The present study aimed to investigate the design of a computer-assisted pathology system for diagnosis and clustering of
cancerous lesions in magnetic resonance imaging of breast, using computer code in MATLAB software. In the analysis of
breast segmentation by Atlas method, mass tumors 4 and non-mass tumors 5 are identified and segmented. Characteristics of
the morphology, kinetics and matrix of the gray level co- occurrence of the tumors are extracted. In this study, a new feature
called “dual-tree complex wavelet transform (DTCWT” was extracted and five characteristics associated with this type of
property were extracted. After extracting these properties, the feature vectors were assigned to the clustering with different
kernels and the combined clustering, which combine the linear discriminate analysis method and the nearest neighbor, and
clustering of the tumors was performed into two benign and malignant categories. Using the new feature introduced in this
study and applying it to the SVM cluster, AZ values for mass tumors, non-mass tumors and their combination were 0.71, 0.77
and 0.70, respectively, and by applying it to the combined cluster s LDA and NN-k were 0.70, 0.44 and 0.69, respectively.

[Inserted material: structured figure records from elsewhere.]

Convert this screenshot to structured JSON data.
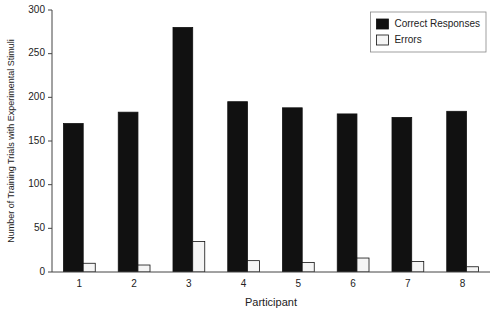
{
  "chart_data": {
    "type": "bar",
    "categories": [
      "1",
      "2",
      "3",
      "4",
      "5",
      "6",
      "7",
      "8"
    ],
    "series": [
      {
        "name": "Correct Responses",
        "color": "#111111",
        "values": [
          170,
          183,
          280,
          195,
          188,
          181,
          177,
          184
        ]
      },
      {
        "name": "Errors",
        "color": "#f5f5f5",
        "values": [
          10,
          8,
          35,
          13,
          11,
          16,
          12,
          6
        ]
      }
    ],
    "xlabel": "Participant",
    "ylabel": "Number of Training Trials with Experimental Stimuli",
    "ylim": [
      0,
      300
    ],
    "yticks": [
      0,
      50,
      100,
      150,
      200,
      250,
      300
    ],
    "grid": false,
    "legend": "upper right"
  }
}
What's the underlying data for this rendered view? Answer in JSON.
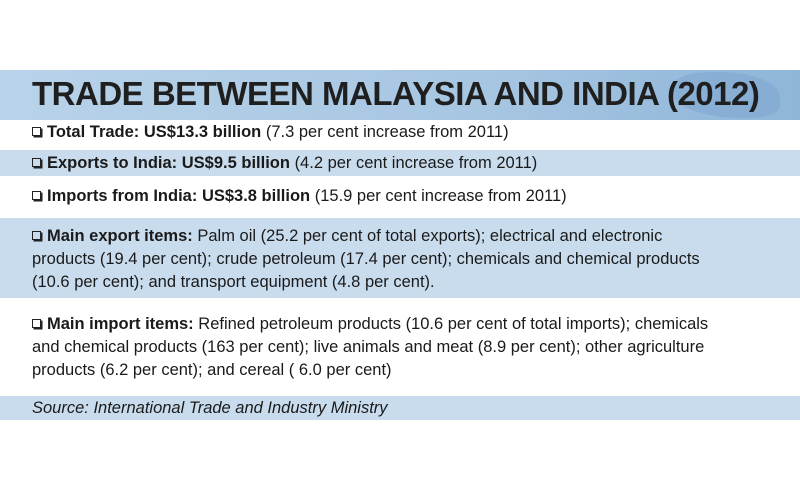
{
  "title": "TRADE BETWEEN MALAYSIA AND INDIA (2012)",
  "rows": [
    {
      "label": "Total Trade:",
      "value": "US$13.3 billion",
      "note": "(7.3 per cent increase from 2011)"
    },
    {
      "label": "Exports to India:",
      "value": "US$9.5 billion",
      "note": "(4.2 per cent increase from 2011)"
    },
    {
      "label": "Imports from India:",
      "value": "US$3.8 billion",
      "note": "(15.9 per cent increase from 2011)"
    }
  ],
  "export_items": {
    "label": "Main export items:",
    "lines": [
      "Palm oil (25.2 per cent of total exports); electrical and electronic",
      "products (19.4 per cent); crude petroleum (17.4 per cent); chemicals and chemical products",
      "(10.6 per cent); and transport equipment (4.8 per cent)."
    ]
  },
  "import_items": {
    "label": "Main import items:",
    "lines": [
      "Refined petroleum products (10.6 per cent of total imports); chemicals",
      "and chemical products (163 per cent); live animals and meat (8.9 per cent); other agriculture",
      "products (6.2 per cent); and cereal ( 6.0 per cent)"
    ]
  },
  "source": "Source: International Trade and Industry Ministry",
  "colors": {
    "title_bar": "#a7c6e2",
    "row_blue": "#c9dcee",
    "text": "#1a1a1a"
  }
}
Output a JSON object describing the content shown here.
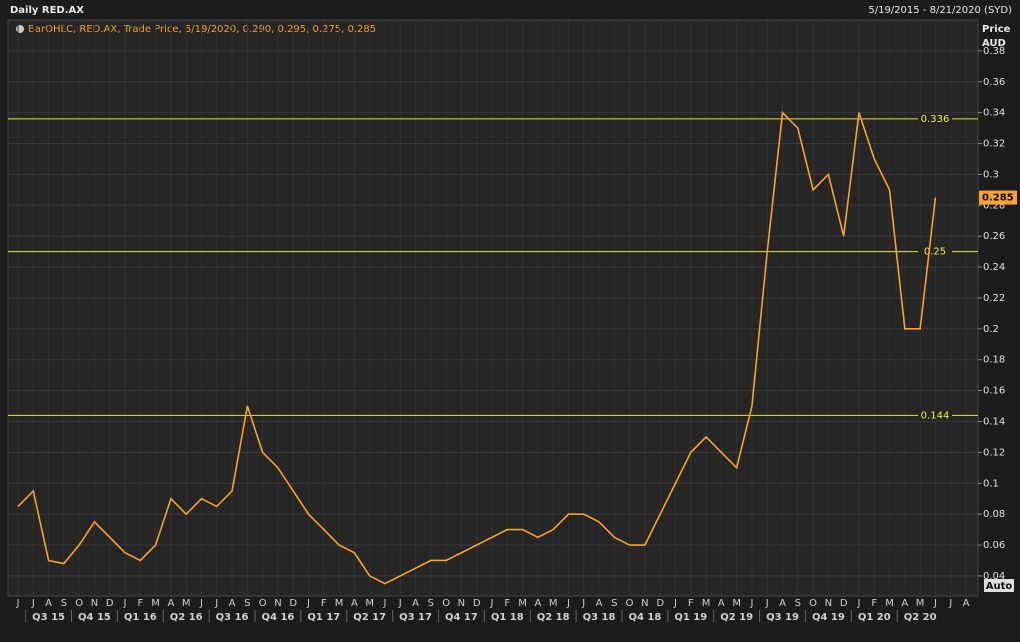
{
  "chart_data": {
    "type": "line",
    "title": "Daily RED.AX",
    "date_range": "5/19/2015 - 8/21/2020 (SYD)",
    "legend_text": "BarOHLC, RED.AX, Trade Price, 5/19/2020, 0.290, 0.295, 0.275, 0.285",
    "y_label": "Price",
    "y_unit": "AUD",
    "auto_button": "Auto",
    "categories": [
      "J",
      "J",
      "A",
      "S",
      "O",
      "N",
      "D",
      "J",
      "F",
      "M",
      "A",
      "M",
      "J",
      "J",
      "A",
      "S",
      "O",
      "N",
      "D",
      "J",
      "F",
      "M",
      "A",
      "M",
      "J",
      "J",
      "A",
      "S",
      "O",
      "N",
      "D",
      "J",
      "F",
      "M",
      "A",
      "M",
      "J",
      "J",
      "A",
      "S",
      "O",
      "N",
      "D",
      "J",
      "F",
      "M",
      "A",
      "M",
      "J",
      "J",
      "A",
      "S",
      "O",
      "N",
      "D",
      "J",
      "F",
      "M",
      "A",
      "M",
      "J",
      "J",
      "A"
    ],
    "quarters": [
      "Q3 15",
      "Q4 15",
      "Q1 16",
      "Q2 16",
      "Q3 16",
      "Q4 16",
      "Q1 17",
      "Q2 17",
      "Q3 17",
      "Q4 17",
      "Q1 18",
      "Q2 18",
      "Q3 18",
      "Q4 18",
      "Q1 19",
      "Q2 19",
      "Q3 19",
      "Q4 19",
      "Q1 20",
      "Q2 20"
    ],
    "series": [
      {
        "name": "RED.AX",
        "color": "#f7a233",
        "values": [
          0.085,
          0.095,
          0.05,
          0.048,
          0.06,
          0.075,
          0.065,
          0.055,
          0.05,
          0.06,
          0.09,
          0.08,
          0.09,
          0.085,
          0.095,
          0.15,
          0.12,
          0.11,
          0.095,
          0.08,
          0.07,
          0.06,
          0.055,
          0.04,
          0.035,
          0.04,
          0.045,
          0.05,
          0.05,
          0.055,
          0.06,
          0.065,
          0.07,
          0.07,
          0.065,
          0.07,
          0.08,
          0.08,
          0.075,
          0.065,
          0.06,
          0.06,
          0.08,
          0.1,
          0.12,
          0.13,
          0.12,
          0.11,
          0.15,
          0.25,
          0.34,
          0.33,
          0.29,
          0.3,
          0.26,
          0.34,
          0.31,
          0.29,
          0.2,
          0.2,
          0.285,
          null,
          null
        ]
      }
    ],
    "levels": [
      0.336,
      0.25,
      0.144
    ],
    "last_price": 0.285,
    "ylim": [
      0.027,
      0.4
    ],
    "yticks": [
      0.04,
      0.06,
      0.08,
      0.1,
      0.12,
      0.14,
      0.16,
      0.18,
      0.2,
      0.22,
      0.24,
      0.26,
      0.28,
      0.3,
      0.32,
      0.34,
      0.36,
      0.38
    ],
    "grid": true
  }
}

Also, in the Atlas-based segmentation, the FCM cluster was used for them first time. The use of this cluster caused that
there is no empty cluster and the accuracy of the results would increase. In the feature extraction section, the feature of
dual-tree complex wavelet transform (CWT-DT) was applied for the first time in magnetic resonance images of the breast
and on mass and non-mass tumors and a combination of them was applied. Detection and extraction of non-mass tumors is
the main challenge of this study, and applying the proposed feature group of non-mass tumors created an acceptable result,
and the value of AZ increased compared to previous studies.